Gelangt etwa ein sehr anpassungsfähiges Tier wie die Ratte auf ein entlegenes Eiland, auf dem kein Tier oder Pflanze je mit einem derartigen Widersacher zu tun hatte, wird aus der Ratte eine invasive Art. Diese breitet sich in der unvorbereiteten neuen Umgebung nahezu ungehindert aus. Das hat entsprechende negative Effekte auf das gesamte Ökosystem. Ganz ähnlich verhält es sich etwa beim Sars-CoV-2-Virus, das den Sprung vom Tier auf den Mensch geschafft hat, und dann weltweit auf eine aus immunologischer Sicht gänzlich unvorbereitete – "naive" – Bevölkerung getroffen ist. Die Konsequenzen davon sind hinlänglich bemerkbar.

Erstaunliche Ähnlichkeiten

Ein internationales Forschungsteam mit Beteiligung von Franz Essl von der Universität Wien hat nun angesichts der jüngeren Entwicklungen Parallelen zum Auftreten von "biologischen Invasionen" und neu auftretenden Zoonosen untersucht. Mediziner und Biologen könnten voneinander einiges lernen, zeigen sich die Wissenschafter überzeugt: Schließlich analysiere man erstaunlich ähnliche Phänomene.

In beiden Fällen gehe es um "Organismen, die sich an veränderte Rahmenbedingungen anpassen und sich ausbreiten können", sagte Essl. "Das kann gravierende und schwer vorhersagbare Konsequenzen mit sich bringen." Mit dem Management solcher Abläufe, Prognosen dazu und Risikoabschätzungen beschäftigen sich Invasionsbiologen schon seit geraumer Zeit. Im Zuge der Corona-Pandemie wurde manches davon umgesetzt, was sich Experten zur Kontrolle der Eintrittspforten für gebietsfremde Arten überlegt haben, wie etwa bei der Einreise in ein Land.

Faktor Umweltschutz

Nun gelte es für alle Bereiche – von der Wissenschaft bis zur Politik – voneinander zu lernen, betonte Essl.
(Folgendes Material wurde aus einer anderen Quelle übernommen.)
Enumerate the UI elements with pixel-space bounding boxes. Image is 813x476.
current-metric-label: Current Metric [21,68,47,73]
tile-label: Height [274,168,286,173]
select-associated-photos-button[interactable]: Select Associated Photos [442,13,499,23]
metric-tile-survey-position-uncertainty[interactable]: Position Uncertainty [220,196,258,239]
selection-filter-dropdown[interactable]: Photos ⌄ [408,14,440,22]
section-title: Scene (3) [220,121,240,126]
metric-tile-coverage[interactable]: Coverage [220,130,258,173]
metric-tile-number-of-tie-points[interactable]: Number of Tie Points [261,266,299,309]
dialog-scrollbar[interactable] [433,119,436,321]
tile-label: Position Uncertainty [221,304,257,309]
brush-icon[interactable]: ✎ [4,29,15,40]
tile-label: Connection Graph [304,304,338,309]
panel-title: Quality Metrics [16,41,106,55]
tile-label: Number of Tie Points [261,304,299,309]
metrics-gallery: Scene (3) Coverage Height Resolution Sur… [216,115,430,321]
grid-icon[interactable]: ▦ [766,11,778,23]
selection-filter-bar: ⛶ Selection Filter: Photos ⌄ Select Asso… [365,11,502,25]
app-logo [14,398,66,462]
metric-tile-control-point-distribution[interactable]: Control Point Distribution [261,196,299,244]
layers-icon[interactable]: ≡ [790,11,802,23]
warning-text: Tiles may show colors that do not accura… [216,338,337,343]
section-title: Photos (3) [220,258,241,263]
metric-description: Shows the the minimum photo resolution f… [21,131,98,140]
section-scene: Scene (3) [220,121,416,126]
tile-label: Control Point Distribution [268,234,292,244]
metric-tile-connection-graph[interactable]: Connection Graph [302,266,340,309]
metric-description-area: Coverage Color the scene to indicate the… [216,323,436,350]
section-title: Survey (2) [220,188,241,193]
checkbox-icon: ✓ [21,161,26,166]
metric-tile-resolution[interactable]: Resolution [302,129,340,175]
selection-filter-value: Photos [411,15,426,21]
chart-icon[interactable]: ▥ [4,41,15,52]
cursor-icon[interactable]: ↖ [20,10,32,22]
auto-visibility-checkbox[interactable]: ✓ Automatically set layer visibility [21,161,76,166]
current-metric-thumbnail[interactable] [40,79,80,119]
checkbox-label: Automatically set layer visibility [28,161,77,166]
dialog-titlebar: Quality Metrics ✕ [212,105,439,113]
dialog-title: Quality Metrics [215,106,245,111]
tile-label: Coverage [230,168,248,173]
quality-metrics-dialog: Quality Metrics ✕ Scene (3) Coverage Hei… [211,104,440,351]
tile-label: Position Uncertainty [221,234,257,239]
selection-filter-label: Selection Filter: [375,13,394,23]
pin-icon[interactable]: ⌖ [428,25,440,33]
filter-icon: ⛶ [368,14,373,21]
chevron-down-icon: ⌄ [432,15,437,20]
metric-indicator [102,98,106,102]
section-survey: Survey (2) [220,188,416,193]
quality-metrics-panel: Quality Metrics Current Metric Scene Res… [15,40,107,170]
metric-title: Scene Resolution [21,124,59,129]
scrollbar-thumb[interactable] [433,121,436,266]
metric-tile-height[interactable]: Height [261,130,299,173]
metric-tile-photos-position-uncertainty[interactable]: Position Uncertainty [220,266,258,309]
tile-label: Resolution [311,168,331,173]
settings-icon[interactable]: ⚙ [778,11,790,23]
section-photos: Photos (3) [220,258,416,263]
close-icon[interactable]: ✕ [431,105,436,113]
Die menschliche Gesundheit und der Zustand, in dem sich unsere Umwelt vom Baum bis zum Virus befindet, seien eng miteinander verbunden. Man komme um den "One-Health-Ansatz" nicht herum, sagte der Wissenschafter. Gesundheitspolitik könne nur funktionieren, "wenn letztlich auch die Ökosysteme in einem Zustand belassen werden, in dem sie nicht zum Ausgangspunkt von Risiken für die Gesundheit werden".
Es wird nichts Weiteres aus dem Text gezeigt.